Um dos temas mais interessantes deste livro está relacionado com uma tradição bem implantada na literatura norte-americana e pontualmente desmontada por autores como Nabokov: trata-se do fascínio que a Europa, simultaneamente sedutora e perigosa, impõe aos nativos do Novo Mundo. Autores como Henry James e Edith Wharton atravessaram o Atlântico para irem “beber”, na cultura europeia, uma antiga tradição clássica que lhes refinava o espírito, ao contrário de Faith, e mais tarde, de Phoebe, que se sentem compelidas a retomar as antigas rotas iniciáticas, embora a inquietação e a curiosidade dos seus antepassados se tenha transformado numa mera deambulação errática e destituída de sentido. A Europa dos anos 1960 e 1970 encontra-se num processo de profunda transformação: os movimentos estudantis de Maio de 68, revolucionários e idealistas, dando origem, na década seguinte, a uma permanente insegurança social, ao radicalismo político e a acções terroristas de grupos como o Baader–Meinhof e as Brigadas Vermelhas funcionam, aqui, como cenário da descida aos infernos de Faith e de Phoebe nas suas demandas existenciais.

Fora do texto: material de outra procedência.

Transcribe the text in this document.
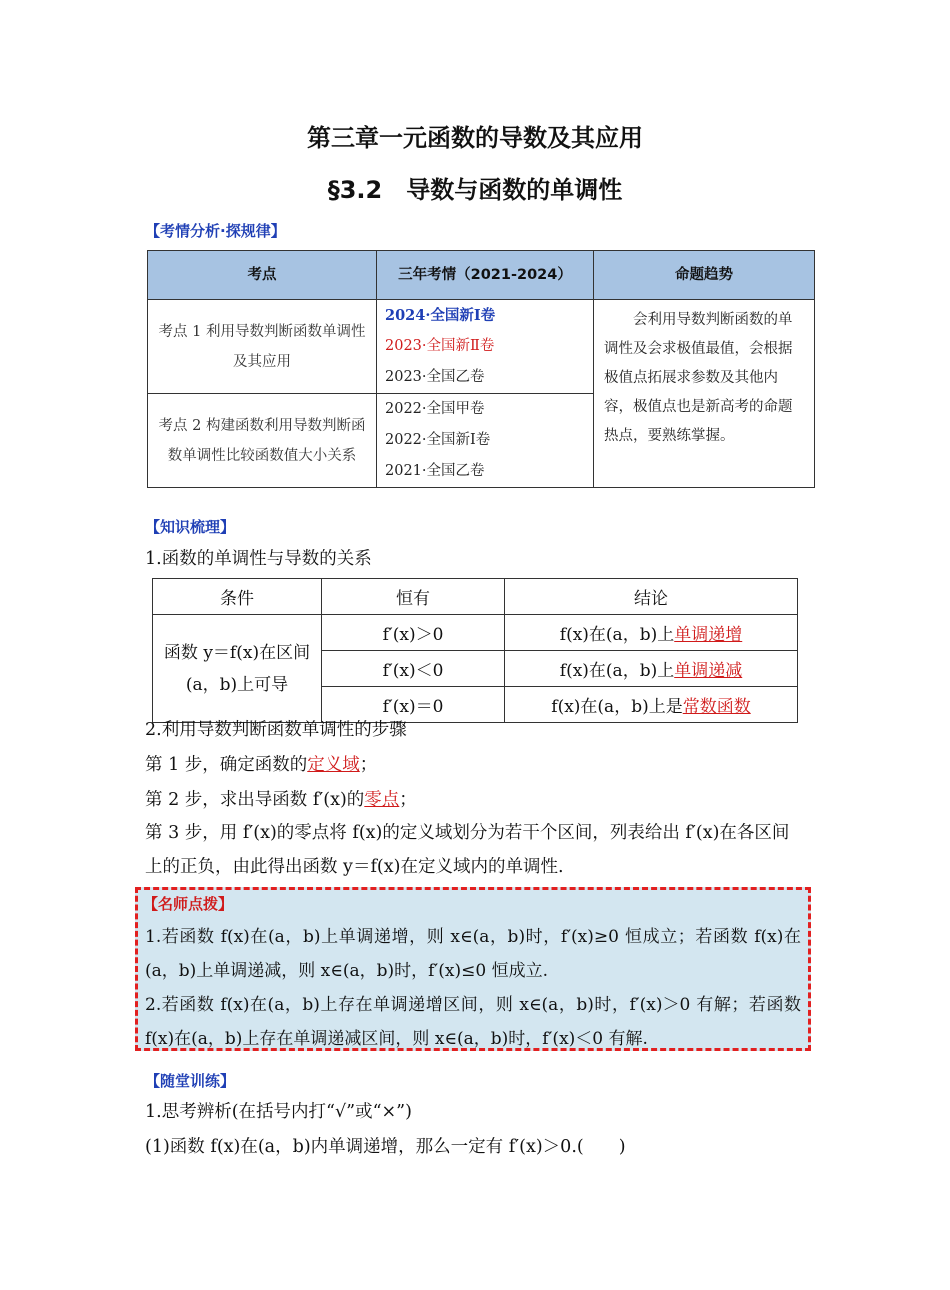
第三章一元函数的导数及其应用
§3.2　导数与函数的单调性
【考情分析·探规律】
考点	三年考情（2021-2024）	命题趋势
考点 1 利用导数判断函数单调性及其应用	2024·全国新Ⅰ卷
2023·全国新Ⅱ卷
2023·全国乙卷	会利用导数判断函数的单调性及会求极值最值，会根据极值点拓展求参数及其他内容，极值点也是新高考的命题热点，要熟练掌握。
考点 2 构建函数利用导数判断函数单调性比较函数值大小关系	2022·全国甲卷
2022·全国新Ⅰ卷
2021·全国乙卷	
【知识梳理】
1.函数的单调性与导数的关系
条件	恒有	结论
函数 y＝f(x)在区间(a，b)上可导	f′(x)＞0	f(x)在(a，b)上单调递增
	f′(x)＜0	f(x)在(a，b)上单调递减
	f′(x)＝0	f(x)在(a，b)上是常数函数
2.利用导数判断函数单调性的步骤
第 1 步，确定函数的定义域；
第 2 步，求出导函数 f′(x)的零点；
第 3 步，用 f′(x)的零点将 f(x)的定义域划分为若干个区间，列表给出 f′(x)在各区间上的正负，由此得出函数 y＝f(x)在定义域内的单调性.
【名师点拨】
1.若函数 f(x)在(a，b)上单调递增，则 x∈(a，b)时，f′(x)≥0 恒成立；若函数 f(x)在(a，b)上单调递减，则 x∈(a，b)时，f′(x)≤0 恒成立.
2.若函数 f(x)在(a，b)上存在单调递增区间，则 x∈(a，b)时，f′(x)＞0 有解；若函数 f(x)在(a，b)上存在单调递减区间，则 x∈(a，b)时，f′(x)＜0 有解.
【随堂训练】
1.思考辨析(在括号内打“√”或“×”)
(1)函数 f(x)在(a，b)内单调递增，那么一定有 f′(x)＞0.(　　)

O Circo Invisível não é um grande romance e mostra as fragilidades próprias de uma primeira obra: o início titubeante, a dificuldade em encontrar e em manter um ritmo e a evidente vontade, por parte da autora, de abranger o maior número possível de temas, de personagens e de lugares enfatizam o aspecto “circense” — ilustrado numa cena onírica, no início do livro, quando a então muito jovem Phoebe encontra a irmã e os seus estranhos e “coloridos” amigos a banquetearem-se na cozinha a altas horas da noite — do que mais parece um pastiche desse tempo. Um tempo que, para uns, representou o apogeu da transgressão, do contrapoder, da resistência e que para outros, como Egan, significou o início de um processo de decadência mental e psicológica. Frases como “quer-se a paz e pega-se em armas… usam-se drogas para abrir o espírito e [fica-se dependente] da heroína…” (p. 151) sobrecarregam a narrativa como mantras, com tendência para a banalização. Perante o olhar da autora, pavoneiam-se os representantes dessa orgia de paz e amor, de liberdade e de individualidade narcísica, ancorada nas boas intenções dos movimentos pacifistas, do Flower Power e da revolução sexual. No turbilhão de criatividade e loucura, de abandono e irresponsabilidade, as personagens de Egan contêm já, em si próprias, a semente brutal das décadas materialistas e desapiedadas que se seguiram.

Apesar das falhas já apontadas, a autora revela, no entanto, a sua agilidade na escrita e a sua ligação à cultura pop, que por ela tem sido explorada em obras subsequentes e em torno da qual tem levado a cabo uma pertinente e sistemática “pesquisa arqueológica”.